Subcutaneous tissue is an insulating layer of fat that helps protect bones and muscles in the body. It also performs a variety of other important functions, including shock absorption and energy storage.
Contusion trauma to the subcutaneous tissue may result in a focal discontinuity of fat lobules (pictured). US can demonstrate this injury as hypoechoic foci within normal tissue layers.
Like the pads a football player wears, subcutaneous tissue acts as protective padding to cushion muscles and organs against shock and changes in temperature. This layer, which is primarily composed of fat cells (adipocytes), serves as an insulator and also provides a reserve energy supply.
Adipose tissue is a good insulator because its fat molecules are poor conductors of heat. These tissues also serve the purpose of insulation by absorbing and holding the body’s heat, keeping the internal organs warm.
When subcutaneous tissue thins out due to aging, the body becomes more sensitive to cold weather. The loss of this insulating layer is responsible for why you are more likely to get hypothermia as you age. The fatty layer also provides a buffer between the skin and fascia, protecting deeper structures from acute trauma.
The subcutaneous layer covers specialized heat-exchange organs and contains fat cells (see the image). These structures help regulate body temperature by dumping and constraining thermal energy. For example, when the skin is cold, cutaneous blood flow increases to shed more heat into the environment; conversely, when the skin is warm, the system slows or stops this flow.
Thermoreceptors in the skin detect these changes. The signals they generate are auxiliary and provide feedback; this reduces the load on the main control system, thus decreasing its response time and error.
Normally, the body maintains its temperature by dumping excess thermal energy into the environment and by regulating its metabolism. The former is achieved by shivering; the latter is achieved through brown adipose tissue’s ability to produce heat.
When a person receives frequent injections at one location, the fat under the skin may expand to form an abscess (see the image). In traumatic situations, foreign bodies such as wood splinters and thorns and metal fragments can get into the subcutaneous tissue. These can lead to secondary soft-tissue infection resulting in granulomas and abscesses.
A large portion of the subcutaneous layer consists of fat, which insulates the body from cold and absorbs shock when you fall or experience an impact. The layer also connects the skin to the muscles and bones beneath it, limiting contact friction between them. The body stores this fat in specialized cells called adipose tissue and can convert it to energy if necessary.

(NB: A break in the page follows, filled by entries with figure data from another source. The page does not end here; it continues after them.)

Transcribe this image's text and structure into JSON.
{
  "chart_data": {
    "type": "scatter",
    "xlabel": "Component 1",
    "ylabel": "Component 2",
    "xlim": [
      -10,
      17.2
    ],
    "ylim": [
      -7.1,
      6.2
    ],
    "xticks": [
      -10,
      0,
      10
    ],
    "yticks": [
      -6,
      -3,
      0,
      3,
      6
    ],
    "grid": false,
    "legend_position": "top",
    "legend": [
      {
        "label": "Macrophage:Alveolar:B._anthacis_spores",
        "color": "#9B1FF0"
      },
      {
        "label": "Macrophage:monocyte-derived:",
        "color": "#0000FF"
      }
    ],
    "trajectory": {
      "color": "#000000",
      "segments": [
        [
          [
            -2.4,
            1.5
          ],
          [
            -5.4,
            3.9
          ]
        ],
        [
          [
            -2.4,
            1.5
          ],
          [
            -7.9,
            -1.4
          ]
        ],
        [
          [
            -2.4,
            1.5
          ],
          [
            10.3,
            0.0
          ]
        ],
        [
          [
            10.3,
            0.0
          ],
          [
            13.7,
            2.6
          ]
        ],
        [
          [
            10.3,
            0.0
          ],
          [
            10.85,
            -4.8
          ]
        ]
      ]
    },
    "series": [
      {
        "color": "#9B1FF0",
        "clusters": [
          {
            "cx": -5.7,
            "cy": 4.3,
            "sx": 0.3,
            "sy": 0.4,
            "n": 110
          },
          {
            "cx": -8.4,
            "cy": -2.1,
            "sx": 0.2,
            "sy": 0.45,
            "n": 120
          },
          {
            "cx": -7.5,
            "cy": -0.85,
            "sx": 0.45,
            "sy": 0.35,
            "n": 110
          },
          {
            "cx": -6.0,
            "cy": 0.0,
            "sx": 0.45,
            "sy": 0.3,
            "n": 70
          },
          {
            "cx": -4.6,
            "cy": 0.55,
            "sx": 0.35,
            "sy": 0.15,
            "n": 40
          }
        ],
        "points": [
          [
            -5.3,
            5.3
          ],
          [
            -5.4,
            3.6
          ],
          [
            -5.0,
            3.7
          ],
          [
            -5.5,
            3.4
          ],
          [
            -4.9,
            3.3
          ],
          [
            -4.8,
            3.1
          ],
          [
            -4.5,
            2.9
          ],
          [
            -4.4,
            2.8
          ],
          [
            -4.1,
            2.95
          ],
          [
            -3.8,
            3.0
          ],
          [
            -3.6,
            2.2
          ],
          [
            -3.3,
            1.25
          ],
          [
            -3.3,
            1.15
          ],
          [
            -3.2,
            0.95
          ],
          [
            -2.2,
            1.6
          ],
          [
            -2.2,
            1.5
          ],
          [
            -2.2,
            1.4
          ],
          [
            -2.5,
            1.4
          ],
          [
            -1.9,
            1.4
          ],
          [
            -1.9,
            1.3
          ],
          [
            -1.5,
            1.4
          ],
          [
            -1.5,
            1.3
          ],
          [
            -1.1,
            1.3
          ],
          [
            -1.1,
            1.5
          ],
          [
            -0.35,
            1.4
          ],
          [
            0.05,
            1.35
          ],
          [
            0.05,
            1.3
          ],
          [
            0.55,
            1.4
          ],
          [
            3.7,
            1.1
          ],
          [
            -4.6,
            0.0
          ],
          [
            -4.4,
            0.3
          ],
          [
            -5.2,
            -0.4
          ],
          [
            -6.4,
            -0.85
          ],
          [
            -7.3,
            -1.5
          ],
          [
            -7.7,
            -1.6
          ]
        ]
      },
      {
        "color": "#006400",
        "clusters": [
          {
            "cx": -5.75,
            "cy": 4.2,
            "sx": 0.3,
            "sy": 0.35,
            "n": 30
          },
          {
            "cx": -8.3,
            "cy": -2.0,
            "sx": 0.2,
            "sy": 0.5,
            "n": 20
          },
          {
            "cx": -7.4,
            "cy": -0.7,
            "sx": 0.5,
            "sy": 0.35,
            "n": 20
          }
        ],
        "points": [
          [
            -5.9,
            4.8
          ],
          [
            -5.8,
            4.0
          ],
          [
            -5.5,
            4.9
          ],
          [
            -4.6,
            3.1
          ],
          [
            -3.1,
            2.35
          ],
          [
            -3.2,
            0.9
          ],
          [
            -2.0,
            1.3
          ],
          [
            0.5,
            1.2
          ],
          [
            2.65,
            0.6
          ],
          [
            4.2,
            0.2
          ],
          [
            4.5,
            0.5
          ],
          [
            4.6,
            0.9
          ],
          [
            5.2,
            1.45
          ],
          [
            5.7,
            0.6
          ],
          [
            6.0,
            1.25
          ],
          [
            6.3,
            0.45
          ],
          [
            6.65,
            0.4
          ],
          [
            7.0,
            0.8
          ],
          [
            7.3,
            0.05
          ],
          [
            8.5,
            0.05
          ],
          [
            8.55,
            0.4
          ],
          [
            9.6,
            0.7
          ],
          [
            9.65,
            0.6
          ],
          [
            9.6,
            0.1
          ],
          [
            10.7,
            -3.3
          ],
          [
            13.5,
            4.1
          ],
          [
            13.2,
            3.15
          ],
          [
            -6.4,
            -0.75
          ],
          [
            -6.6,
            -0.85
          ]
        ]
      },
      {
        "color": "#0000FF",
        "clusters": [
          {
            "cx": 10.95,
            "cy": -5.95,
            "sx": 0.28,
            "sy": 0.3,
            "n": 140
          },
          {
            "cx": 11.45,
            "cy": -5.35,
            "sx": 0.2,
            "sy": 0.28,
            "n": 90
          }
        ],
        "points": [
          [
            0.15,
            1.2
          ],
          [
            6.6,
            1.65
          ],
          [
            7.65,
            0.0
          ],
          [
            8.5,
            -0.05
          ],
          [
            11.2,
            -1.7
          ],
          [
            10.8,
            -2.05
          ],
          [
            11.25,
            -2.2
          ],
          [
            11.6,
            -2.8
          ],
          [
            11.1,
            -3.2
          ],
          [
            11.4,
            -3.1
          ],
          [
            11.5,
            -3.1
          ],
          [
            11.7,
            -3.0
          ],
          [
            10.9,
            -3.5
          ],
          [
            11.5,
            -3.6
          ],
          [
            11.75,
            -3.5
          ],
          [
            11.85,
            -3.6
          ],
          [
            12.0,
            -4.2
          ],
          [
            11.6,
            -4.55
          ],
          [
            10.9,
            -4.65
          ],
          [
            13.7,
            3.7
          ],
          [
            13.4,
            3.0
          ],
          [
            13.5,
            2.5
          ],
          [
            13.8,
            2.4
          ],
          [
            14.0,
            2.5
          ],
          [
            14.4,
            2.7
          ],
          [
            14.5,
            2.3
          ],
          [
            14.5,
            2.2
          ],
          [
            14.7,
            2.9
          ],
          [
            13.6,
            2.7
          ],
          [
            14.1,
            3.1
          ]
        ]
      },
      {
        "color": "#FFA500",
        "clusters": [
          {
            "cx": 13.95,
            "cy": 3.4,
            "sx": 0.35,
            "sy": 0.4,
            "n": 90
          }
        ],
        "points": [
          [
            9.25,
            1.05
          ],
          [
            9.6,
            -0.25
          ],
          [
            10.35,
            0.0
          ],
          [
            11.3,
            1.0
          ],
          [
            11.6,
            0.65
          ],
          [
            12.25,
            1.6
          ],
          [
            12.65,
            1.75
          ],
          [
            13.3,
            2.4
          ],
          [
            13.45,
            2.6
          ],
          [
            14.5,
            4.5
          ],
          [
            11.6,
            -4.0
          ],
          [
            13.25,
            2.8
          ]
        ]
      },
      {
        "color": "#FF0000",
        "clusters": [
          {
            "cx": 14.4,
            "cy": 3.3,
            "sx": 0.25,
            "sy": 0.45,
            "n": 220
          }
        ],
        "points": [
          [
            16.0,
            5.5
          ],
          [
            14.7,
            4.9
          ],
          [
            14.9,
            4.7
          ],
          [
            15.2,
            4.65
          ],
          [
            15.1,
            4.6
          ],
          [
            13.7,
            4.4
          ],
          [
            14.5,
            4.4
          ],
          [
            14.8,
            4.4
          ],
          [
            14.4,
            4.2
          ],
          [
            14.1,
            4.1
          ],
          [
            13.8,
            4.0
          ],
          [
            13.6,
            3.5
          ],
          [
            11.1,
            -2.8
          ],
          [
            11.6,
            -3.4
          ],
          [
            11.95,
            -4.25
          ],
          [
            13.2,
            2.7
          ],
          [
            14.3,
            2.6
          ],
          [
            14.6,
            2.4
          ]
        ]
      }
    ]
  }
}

The subcutaneous layer also plays a role in blood flow and circulation. It contains a network of blood vessels and nerves that carry nutrients and oxygen to the rest of the body. It is also a site for the production of hormones, such as leptin, which regulates hunger and satiety.
The subcutaneous layer also helps to distribute injected medications. Its fatty tissue allows the needle to penetrate the skin easily without puncturing the deeper dermis layer. This is important for patients with poor perfusion, such as those in shock or respiratory distress. For this reason, it is important to use a technique known as the six rights of injection safety when administering IM or SC medication.
The subcutaneous layer of skin provides a framework for the muscles, tendons and nerves that attach it to bones and joints. It also provides a cushion for the deep structures of the body that need to be protected from changes in temperature and shock.
It contains adipose tissue that varies in thickness depending on a person’s diet and genetics. In some areas, such as the eyelids and genitals, it may not contain fat, while in other places, such as the abdomen or buttocks, it can be more than an inch thick.
Light microscopy of the epidermis, dermis and subcutaneous adipose reveals an undulating pattern of epidermal papillae and rete ridges that are reinforced by the tough, fibrous septa of the dermis. These septa are supported by a protein called laminin. Heparan sulfate and dystroglycan bind to laminin at the C-termini. These proteins are part of a complex that helps the tissue glide smoothly over the overlying skin and connect to tissues underneath, such as bone and muscle. Damage to this structure leads to abnormal shear stress that can result in a scar defect or recurrent infections.
The fat cells of the subcutaneous tissue (adipocytes) are arranged in clusters that vary by site, body type and nutritional status. The fat cells store energy in the form of triglycerides (esters of fatty acids and glycerol). They also secrete the hormone leptin to help control appetite and signal when the body has enough energy.
The large proportion of fat in the subcutaneous layer provides insulation, shock absorption and structural support. It also acts as a reserve of energy. When the body metabolizes carbohydrates, triglycerides are converted to glucose in muscle and liver cells. The resulting glycogen is then transported to the adipose tissue and other storage depots.
Just like the armor that a medieval knight might wear, the spongy and resilient fat of the subcutaneous layer protects bones and internal organs against injury. It works around the clock to limit damage incurred by falls or other traumas.